"ROCK'N'ROLL-WAR" VIETNAM - This is the End

23. September 2015

Vietnam Vietnamkrieg Woodstock

"ROCK'N'ROLL-WAR" VIETNAM - This is the End

40 years ago the Vietnam War ended, also known as the "Rock'n'Roll War". He influenced countless bands, and their music influenced the warriors. The protests against the war led to the golden era of rock music and Woodstock. While this still has an effect in the West today, it looks quite different in the former war country Vietnam. eclipsed reports from Ho Chi Minh City and Hanoi.

The evening street sound of Ho-Chi-Minh City, the former Saigon, is still full of moped rattling as exotic music sounds slide in between. They come from a city park. You can clearly hear a hint of Asian pathos. A singer, dainty, steadfast and rushing with red flags, sings patriotic pop. "Nhạc Đỏ", Red Music, glorifies the heroic deeds of men and women who left their families to join the struggle against the French and Americans.

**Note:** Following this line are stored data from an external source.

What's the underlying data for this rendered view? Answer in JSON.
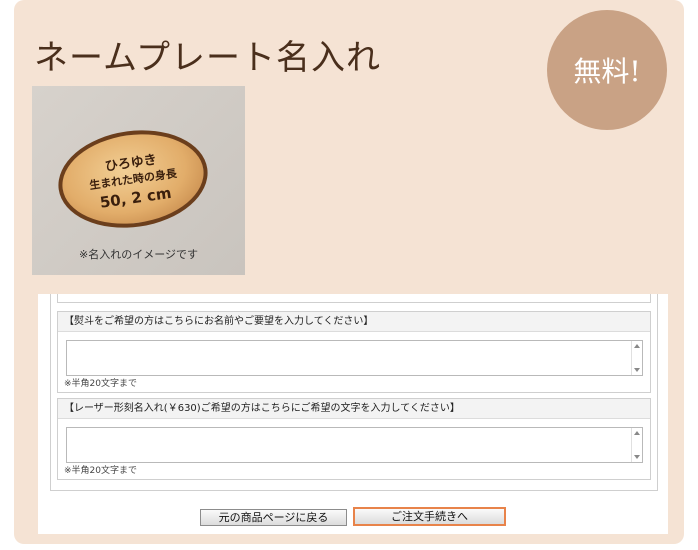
{
  "title": "ネームプレート名入れ",
  "badge": "無料!",
  "photo": {
    "plate_line1": "ひろゆき",
    "plate_line2": "生まれた時の身長",
    "plate_line3": "50, 2 cm",
    "caption": "※名入れのイメージです"
  },
  "form": {
    "section1": {
      "header": "【熨斗をご希望の方はこちらにお名前やご要望を入力してください】",
      "note": "※半角20文字まで"
    },
    "section2": {
      "header": "【レーザー形刻名入れ(￥630)ご希望の方はこちらにご希望の文字を入力してください】",
      "note": "※半角20文字まで"
    }
  },
  "buttons": {
    "back": "元の商品ページに戻る",
    "order": "ご注文手続きへ"
  },
  "colors": {
    "background": "#f5e3d4",
    "title": "#4a2f1c",
    "badge": "#c9a285",
    "accent_border": "#e8834a"
  }
}
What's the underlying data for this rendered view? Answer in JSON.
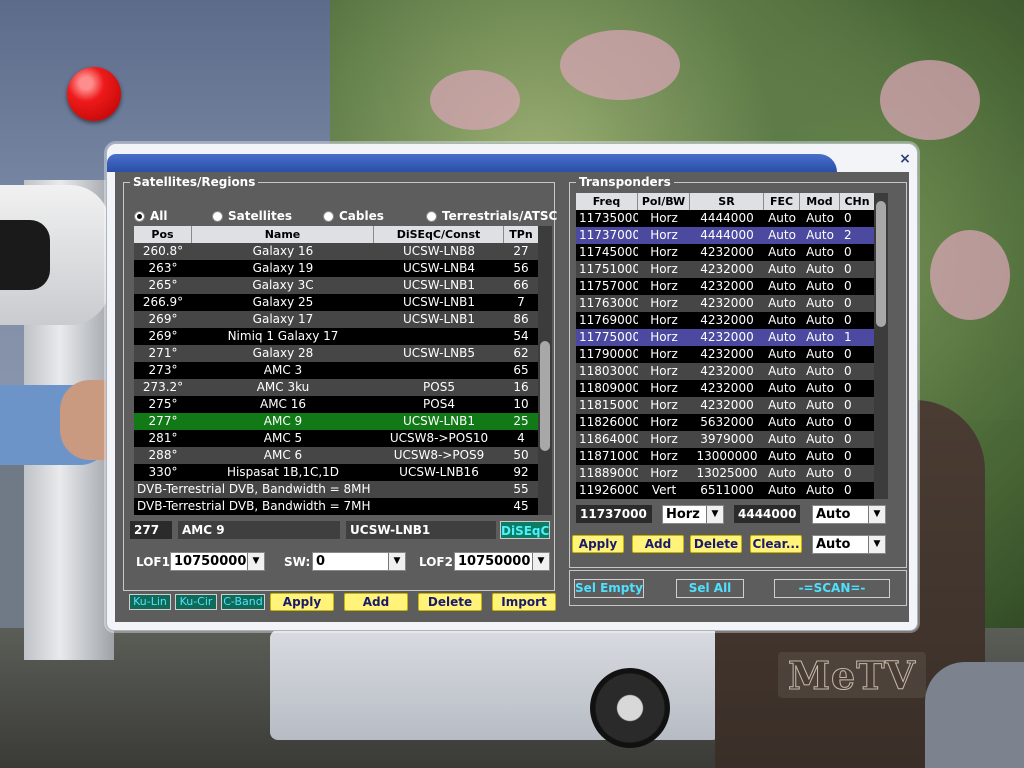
{
  "overlay": {
    "logo_text": "MeTV"
  },
  "dialog": {
    "close_glyph": "×",
    "satellites": {
      "group_title": "Satellites/Regions",
      "filters": [
        "All",
        "Satellites",
        "Cables",
        "Terrestrials/ATSC"
      ],
      "filter_selected": "All",
      "columns": [
        "Pos",
        "Name",
        "DiSEqC/Const",
        "TPn"
      ],
      "rows": [
        {
          "pos": "260.8°",
          "name": "Galaxy 16",
          "diseqc": "UCSW-LNB8",
          "tpn": "27"
        },
        {
          "pos": "263°",
          "name": "Galaxy 19",
          "diseqc": "UCSW-LNB4",
          "tpn": "56"
        },
        {
          "pos": "265°",
          "name": "Galaxy 3C",
          "diseqc": "UCSW-LNB1",
          "tpn": "66"
        },
        {
          "pos": "266.9°",
          "name": "Galaxy 25",
          "diseqc": "UCSW-LNB1",
          "tpn": "7"
        },
        {
          "pos": "269°",
          "name": "Galaxy 17",
          "diseqc": "UCSW-LNB1",
          "tpn": "86"
        },
        {
          "pos": "269°",
          "name": "Nimiq 1   Galaxy 17",
          "diseqc": "",
          "tpn": "54"
        },
        {
          "pos": "271°",
          "name": "Galaxy 28",
          "diseqc": "UCSW-LNB5",
          "tpn": "62"
        },
        {
          "pos": "273°",
          "name": "AMC 3",
          "diseqc": "",
          "tpn": "65"
        },
        {
          "pos": "273.2°",
          "name": "AMC 3ku",
          "diseqc": "POS5",
          "tpn": "16"
        },
        {
          "pos": "275°",
          "name": "AMC 16",
          "diseqc": "POS4",
          "tpn": "10"
        },
        {
          "pos": "277°",
          "name": "AMC 9",
          "diseqc": "UCSW-LNB1",
          "tpn": "25",
          "selected": true
        },
        {
          "pos": "281°",
          "name": "AMC 5",
          "diseqc": "UCSW8->POS10",
          "tpn": "4"
        },
        {
          "pos": "288°",
          "name": "AMC 6",
          "diseqc": "UCSW8->POS9",
          "tpn": "50"
        },
        {
          "pos": "330°",
          "name": "Hispasat 1B,1C,1D",
          "diseqc": "UCSW-LNB16",
          "tpn": "92"
        },
        {
          "pos": "DVB-Terrestrial DVB, Bandwidth = 8MH",
          "name": "",
          "diseqc": "",
          "tpn": "55",
          "span": true
        },
        {
          "pos": "DVB-Terrestrial DVB, Bandwidth = 7MH",
          "name": "",
          "diseqc": "",
          "tpn": "45",
          "span": true
        }
      ],
      "edit": {
        "pos": "277",
        "name": "AMC 9",
        "diseqc": "UCSW-LNB1",
        "diseqc_button": "DiSEqC"
      },
      "lof1_label": "LOF1:",
      "lof1_value": "10750000",
      "sw_label": "SW:",
      "sw_value": "0",
      "lof2_label": "LOF2:",
      "lof2_value": "10750000",
      "band_buttons": [
        "Ku-Lin",
        "Ku-Cir",
        "C-Band"
      ],
      "action_buttons": [
        "Apply",
        "Add",
        "Delete",
        "Import"
      ]
    },
    "transponders": {
      "group_title": "Transponders",
      "columns": [
        "Freq",
        "Pol/BW",
        "SR",
        "FEC",
        "Mod",
        "CHn"
      ],
      "rows": [
        {
          "freq": "11735000",
          "pol": "Horz",
          "sr": "4444000",
          "fec": "Auto",
          "mod": "Auto",
          "chn": "0"
        },
        {
          "freq": "11737000",
          "pol": "Horz",
          "sr": "4444000",
          "fec": "Auto",
          "mod": "Auto",
          "chn": "2",
          "highlight": true
        },
        {
          "freq": "11745000",
          "pol": "Horz",
          "sr": "4232000",
          "fec": "Auto",
          "mod": "Auto",
          "chn": "0"
        },
        {
          "freq": "11751000",
          "pol": "Horz",
          "sr": "4232000",
          "fec": "Auto",
          "mod": "Auto",
          "chn": "0"
        },
        {
          "freq": "11757000",
          "pol": "Horz",
          "sr": "4232000",
          "fec": "Auto",
          "mod": "Auto",
          "chn": "0"
        },
        {
          "freq": "11763000",
          "pol": "Horz",
          "sr": "4232000",
          "fec": "Auto",
          "mod": "Auto",
          "chn": "0"
        },
        {
          "freq": "11769000",
          "pol": "Horz",
          "sr": "4232000",
          "fec": "Auto",
          "mod": "Auto",
          "chn": "0"
        },
        {
          "freq": "11775000",
          "pol": "Horz",
          "sr": "4232000",
          "fec": "Auto",
          "mod": "Auto",
          "chn": "1",
          "highlight": true
        },
        {
          "freq": "11790000",
          "pol": "Horz",
          "sr": "4232000",
          "fec": "Auto",
          "mod": "Auto",
          "chn": "0"
        },
        {
          "freq": "11803000",
          "pol": "Horz",
          "sr": "4232000",
          "fec": "Auto",
          "mod": "Auto",
          "chn": "0"
        },
        {
          "freq": "11809000",
          "pol": "Horz",
          "sr": "4232000",
          "fec": "Auto",
          "mod": "Auto",
          "chn": "0"
        },
        {
          "freq": "11815000",
          "pol": "Horz",
          "sr": "4232000",
          "fec": "Auto",
          "mod": "Auto",
          "chn": "0"
        },
        {
          "freq": "11826000",
          "pol": "Horz",
          "sr": "5632000",
          "fec": "Auto",
          "mod": "Auto",
          "chn": "0"
        },
        {
          "freq": "11864000",
          "pol": "Horz",
          "sr": "3979000",
          "fec": "Auto",
          "mod": "Auto",
          "chn": "0"
        },
        {
          "freq": "11871000",
          "pol": "Horz",
          "sr": "13000000",
          "fec": "Auto",
          "mod": "Auto",
          "chn": "0"
        },
        {
          "freq": "11889000",
          "pol": "Horz",
          "sr": "13025000",
          "fec": "Auto",
          "mod": "Auto",
          "chn": "0"
        },
        {
          "freq": "11926000",
          "pol": "Vert",
          "sr": "6511000",
          "fec": "Auto",
          "mod": "Auto",
          "chn": "0"
        }
      ],
      "edit": {
        "freq": "11737000",
        "pol": "Horz",
        "sr": "4444000",
        "fec": "Auto",
        "mod": "Auto"
      },
      "action_buttons": [
        "Apply",
        "Add",
        "Delete",
        "Clear..."
      ],
      "bottom_buttons": [
        "Sel Empty",
        "Sel All",
        "-=SCAN=-"
      ]
    }
  }
}
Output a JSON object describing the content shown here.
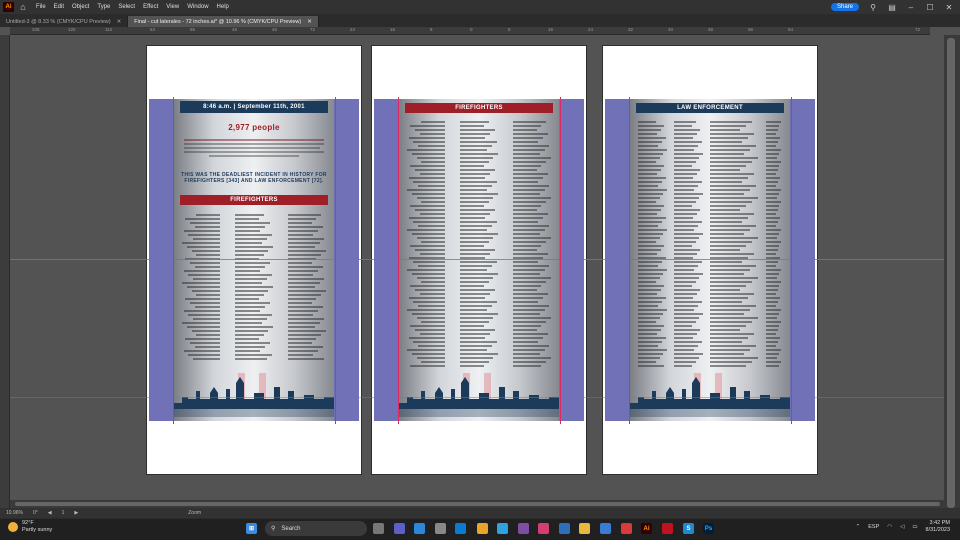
{
  "app": {
    "logo": "Ai",
    "menu": [
      "File",
      "Edit",
      "Object",
      "Type",
      "Select",
      "Effect",
      "View",
      "Window",
      "Help"
    ],
    "share_label": "Share"
  },
  "tabs": [
    {
      "label": "Untitled-3 @ 8.33 % (CMYK/CPU Preview)",
      "active": false
    },
    {
      "label": "Final - cut laterales - 72 inches.ai* @ 10.96 % (CMYK/CPU Preview)",
      "active": true
    }
  ],
  "ruler_ticks": [
    "328",
    "120",
    "112",
    "64",
    "56",
    "48",
    "40",
    "72",
    "24",
    "16",
    "8",
    "0",
    "8",
    "16",
    "24",
    "32",
    "40",
    "48",
    "56",
    "64",
    "72"
  ],
  "status": {
    "zoom": "10.96%",
    "angle": "0°",
    "artboard_nav": "1",
    "mode": "Zoom"
  },
  "artboards": [
    {
      "banner_main": "8:46 a.m. | September 11th, 2001",
      "headline": "2,977 people",
      "caption": "THIS WAS THE DEADLIEST INCIDENT IN HISTORY FOR FIREFIGHTERS [343] AND LAW ENFORCEMENT [72].",
      "section": "FIREFIGHTERS"
    },
    {
      "section": "FIREFIGHTERS"
    },
    {
      "section": "LAW ENFORCEMENT"
    }
  ],
  "colors": {
    "bleed": "#7071b7",
    "banner_dark": "#1c3a5a",
    "banner_red": "#9e1f28",
    "guide": "#ff3b5c"
  },
  "taskbar": {
    "weather": {
      "temp": "92°F",
      "desc": "Partly sunny"
    },
    "search_placeholder": "Search",
    "lang": "ESP",
    "time": "3:42 PM",
    "date": "8/31/2023"
  }
}
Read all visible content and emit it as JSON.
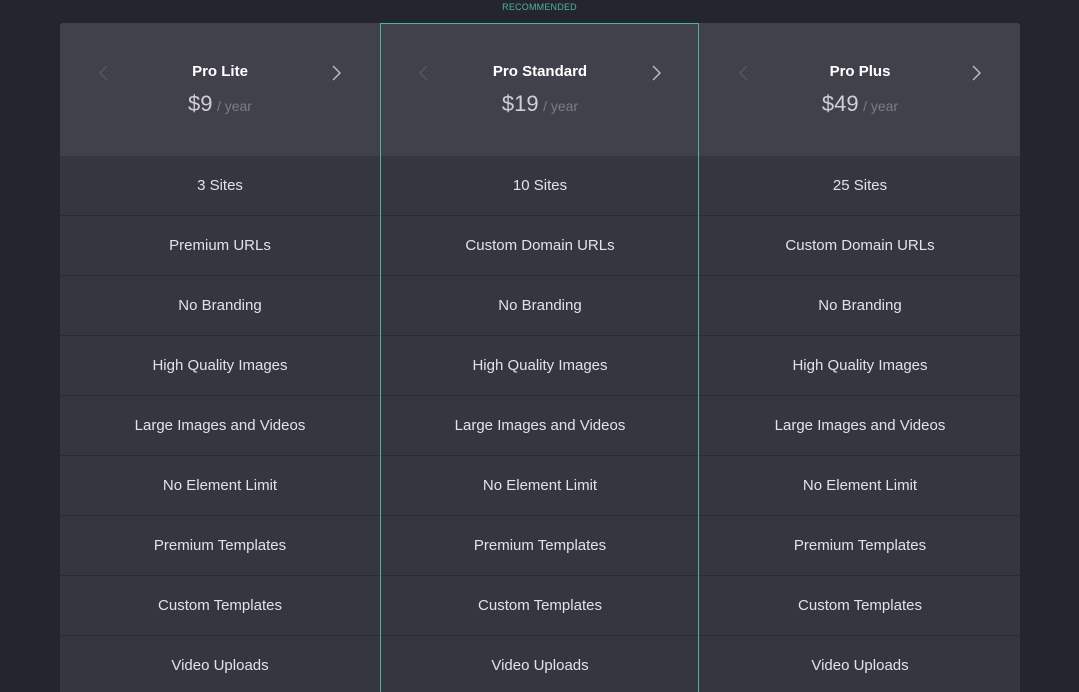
{
  "recommended_label": "RECOMMENDED",
  "plans": [
    {
      "name": "Pro Lite",
      "price": "$9",
      "period": "/ year",
      "features": [
        "3 Sites",
        "Premium URLs",
        "No Branding",
        "High Quality Images",
        "Large Images and Videos",
        "No Element Limit",
        "Premium Templates",
        "Custom Templates",
        "Video Uploads"
      ]
    },
    {
      "name": "Pro Standard",
      "price": "$19",
      "period": "/ year",
      "features": [
        "10 Sites",
        "Custom Domain URLs",
        "No Branding",
        "High Quality Images",
        "Large Images and Videos",
        "No Element Limit",
        "Premium Templates",
        "Custom Templates",
        "Video Uploads"
      ]
    },
    {
      "name": "Pro Plus",
      "price": "$49",
      "period": "/ year",
      "features": [
        "25 Sites",
        "Custom Domain URLs",
        "No Branding",
        "High Quality Images",
        "Large Images and Videos",
        "No Element Limit",
        "Premium Templates",
        "Custom Templates",
        "Video Uploads"
      ]
    }
  ],
  "icons": {
    "prev": "chevron-left-icon",
    "next": "chevron-right-icon"
  },
  "colors": {
    "background": "#25252d",
    "header": "#41414b",
    "body": "#363640",
    "accent": "#4fb3a0"
  }
}
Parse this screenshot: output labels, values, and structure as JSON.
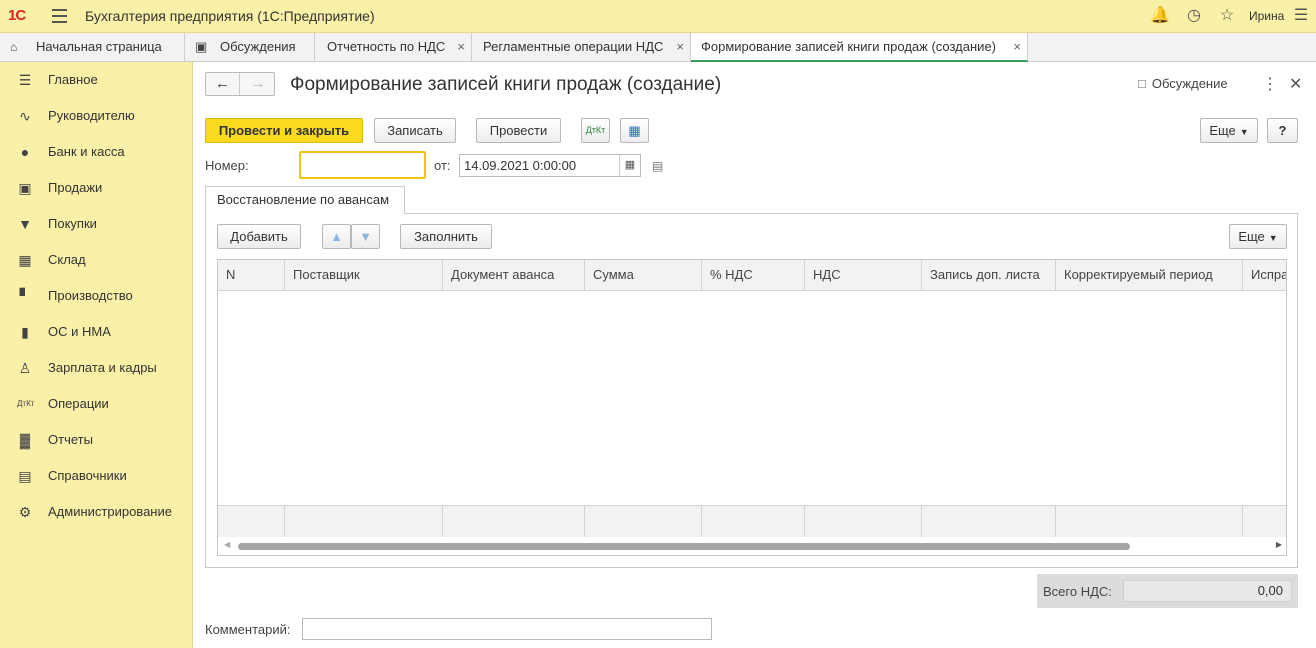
{
  "app": {
    "logo": "1С",
    "title": "Бухгалтерия предприятия (1С:Предприятие)",
    "user": "Ирина"
  },
  "tabs": [
    {
      "label": "Начальная страница"
    },
    {
      "label": "Обсуждения"
    },
    {
      "label": "Отчетность по НДС",
      "close": "×"
    },
    {
      "label": "Регламентные операции НДС",
      "close": "×"
    },
    {
      "label": "Формирование записей книги продаж (создание)",
      "close": "×",
      "active": true
    }
  ],
  "sidebar": {
    "items": [
      {
        "label": "Главное",
        "icon": "menu-lines-icon"
      },
      {
        "label": "Руководителю",
        "icon": "trend-icon"
      },
      {
        "label": "Банк и касса",
        "icon": "ruble-coin-icon"
      },
      {
        "label": "Продажи",
        "icon": "shopping-bag-icon"
      },
      {
        "label": "Покупки",
        "icon": "cart-icon"
      },
      {
        "label": "Склад",
        "icon": "warehouse-grid-icon"
      },
      {
        "label": "Производство",
        "icon": "factory-icon"
      },
      {
        "label": "ОС и НМА",
        "icon": "truck-icon"
      },
      {
        "label": "Зарплата и кадры",
        "icon": "person-icon"
      },
      {
        "label": "Операции",
        "icon": "dt-kt-icon"
      },
      {
        "label": "Отчеты",
        "icon": "bar-chart-icon"
      },
      {
        "label": "Справочники",
        "icon": "books-icon"
      },
      {
        "label": "Администрирование",
        "icon": "gear-icon"
      }
    ]
  },
  "form": {
    "title": "Формирование записей книги продаж (создание)",
    "discuss_label": "Обсуждение",
    "toolbar": {
      "post_close": "Провести и закрыть",
      "save": "Записать",
      "post": "Провести",
      "dtkt": "ДтКт",
      "more": "Еще",
      "help": "?"
    },
    "number_label": "Номер:",
    "number_value": "",
    "date_label": "от:",
    "date_value": "14.09.2021  0:00:00",
    "tab_label": "Восстановление по авансам",
    "table_toolbar": {
      "add": "Добавить",
      "fill": "Заполнить",
      "more": "Еще"
    },
    "columns": [
      "N",
      "Поставщик",
      "Документ аванса",
      "Сумма",
      "% НДС",
      "НДС",
      "Запись доп. листа",
      "Корректируемый период",
      "Испра"
    ],
    "total_label": "Всего НДС:",
    "total_value": "0,00",
    "comment_label": "Комментарий:",
    "comment_value": ""
  }
}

Admission to the show is free. Nevertheless, only a few watch, half of them are foreigners. Life pulsates a few corners further, in a kind of Bukowski memorial mile: drunkards, prostitutes, shoe shiners, junk sellers and tourists push their way through the heat of the dawning night. Sound shreds are drifting from the bars: Asiapop, US Country and Anglo-American Poprock.

Vietnam, America, rock music - that used to be a triad with a very special aura. Fascination and horror. Intoxication, violence and resistance. Rock'n'roll war. The New York Times christened the Vietnam War, in which three million Vietnamese and 58,000 GIs lost their lives. He influenced countless bands and animated them to music, which in turn influenced the warriors.

Many US soldiers were inspired by guitar rock and soul, by the sound that was at home a way of life. They inhaled Jimi Hendrix or the Rolling Stones in front of AFN radio and on turntables. The songs from the homeland became the soundtrack of a shitty existence in a foreign, hated country. At the same time they gnawed at their self-image, as many musicians of the late 60s agitated against the war.

Lesen Sie mehr im eclipsed Nr. 174 (Oktober 2015).